Dataset versioning
Cognify's dataset versioning captures a cryptographic snapshot of every dataset at the exact moment it's used in training. This section explains how that works and how to configure it for your use case.
How versioning works
When you call cognify.dataset(), Cognify:
- Reads metadata about the dataset (record count, schema, source URI)
- Computes a SHA-256 hash of the content using a chunked Merkle tree
- Creates an immutable version record in your workspace with a timestamp
- Links that version record to the current training run
The dataset bytes themselves are never uploaded to Cognify. Only the hash, metadata, and lineage link are stored.
Automatic vs manual snapshot triggers
Automatic: When using framework integrations (Hugging Face Trainer, PyTorch DataLoader hooks), Cognify intercepts dataset reads and creates a version automatically before training starts.
Manual: Call cognify.dataset() explicitly for datasets loaded outside supported frameworks.

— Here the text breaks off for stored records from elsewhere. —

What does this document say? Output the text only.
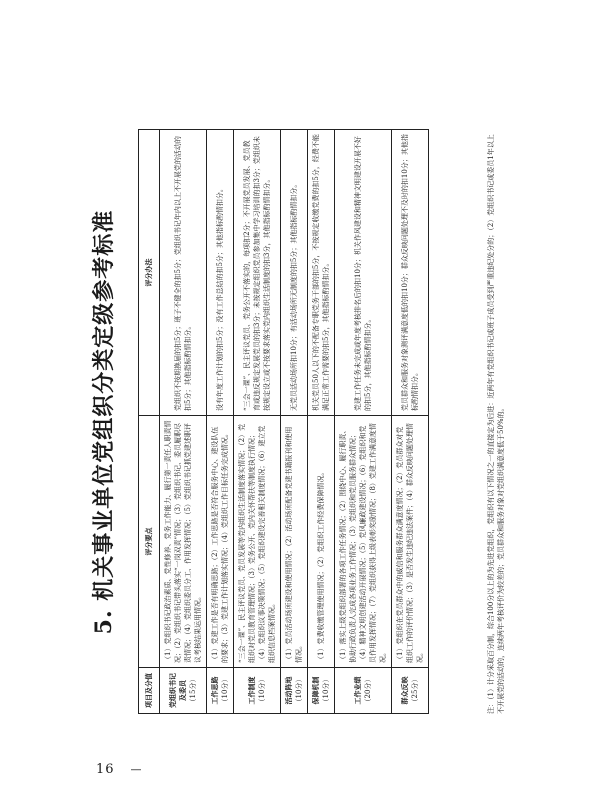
5. 机关事业单位党组织分类定级参考标准
项目及分值	评分要点	评分办法
党组织书记及委员 （15分）	（1）党组织书记政治素质、党性修养、党务工作能力、履行第一责任人职责情况；（2）党组织书记带头落实“一岗双责”情况；（3）党组织书记、委员履职尽责情况；（4）党组织委员分工、作用发挥情况；（5）党组织书记抓党建述职评议考核结果运用情况。	党组织不按期换届的扣5分；班子不健全的扣5分；党组织书记年内以上不开展党的活动的扣5分；其他指标酌情扣分。
工作思路 （10分）	（1）党建工作是否有明确思路；（2）工作思路是否符合服务中心、建设队伍的要求；（3）党建工作计划落实情况；（4）党组织工作目标任务完成情况。	没有年度工作计划的扣5分；没有工作总结的扣5分；其他指标酌情扣分。
工作制度 （10分）	“三会一课”、民主评议党员、党员发展等党内组织生活制度落实情况；（2）党组织对党员教育管理情况；（3）党务公开、党内关怀帮扶等制度执行情况；（4）党组织议事决策情况；（5）党组织建设完善相关制度情况；（6）建立党组织信息档案情况。	“三会一课”、民主评议党员、党务公开不落实的，每项扣2分；不开展党员发展、党员教育或违反规定发展党员的扣3分；未按规定组织党员参加集中学习培训的扣3分；党组织未按规定设立或不按要求落实党内组织生活制度的扣3分，其他指标酌情扣分。
活动阵地 （10分）	（1）党员活动场所建设和使用情况；（2）活动场所配备党建书籍报刊和使用情况。	无党员活动场所扣10分；有活动场所无制度的扣5分；其他指标酌情扣分。
保障机制 （10分）	（1）党费收缴管理使用情况；（2）党组织工作经费保障情况。	机关党员50人以下的不配备专职党务干部的扣5分，不按规定收缴党费的扣5分，经费不能满足正常工作需要的扣5分，其他指标酌情扣分。
工作业绩 （20分）	（1）落实上级党组织部署的各项工作任务情况；（2）围绕中心、履行职责、协助行政负责人完成各项业务工作情况；（3）党组织和党员服务群众情况；（4）精神文明创建活动开展情况；（5）党风廉政建设情况；（6）党组织和党员作用发挥情况；（7）党组织获得上级表彰奖励情况；（8）党建工作满意度情况。	党建工作任务未完成或年度考核排名后的扣10分；机关作风建设和精神文明建设开展不好的扣5分，其他指标酌情扣分。
群众反映 （25分）	（1）党组织在党员群众中的威信和服务群众满意度情况；（2）党员群众对党组织工作的评价情况；（3）是否发生违纪违法案件；（4）群众反映问题处理情况。	党员群众和服务对象测评满意度低的扣10分；群众反映问题处理不及时的扣10分；其他指标酌情扣分。	注：（1）计分采取百分制，综合100分以上的为先进党组织，党组织有以下情况之一的直接定为后进：近两年有党组织书记或班子成员受到严重违纪处分的；（2）党组织书记或委员1年以上不开展党的活动的，连续两年考核评价为较差的；党员群众和服务对象对党组织满意度低于50%的。
16 —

Hash algorithm (SHA-256 + Merkle tree)
Cognify uses a deterministic chunked Merkle tree construction:
- Dataset is split into 64 MB chunks
- Each chunk gets a SHA-256 leaf hash
- The tree is built bottom-up; the root hash is the version identifier
- For tabular data (CSV, Parquet, Arrow), rows are sorted by a stable key before hashing to ensure determinism across distributed reads
This means two identically-ordered datasets with identical content produce identical hashes, even if loaded from different storage backends.
Version diffing
When two versions of a named dataset exist in a workspace, Cognify computes a structural diff:
- Record count delta (added/removed)
- Schema changes (column additions/removals, type changes)
- Hash comparison (identical content = zero diff)
Diffs are visible in the dashboard and included in audit packages as a data provenance report section.
Retention and archival policies
Configure retention per workspace or per dataset:
| Industry | Recommended retention | Cognify default |
|---|---|---|
| Healthcare AI (FDA guidance) | 7 years | 7 years on Enterprise |
| Financial services (SR 11-7) | 3–5 years | 5 years on Enterprise |
| Insurance | 3 years minimum | 3 years on Growth/Enterprise |
| Standard (Starter/Growth) | — | 2 years |
Version records are never permanently deleted during the retention period — only archived to cold storage after 90 days of inactivity.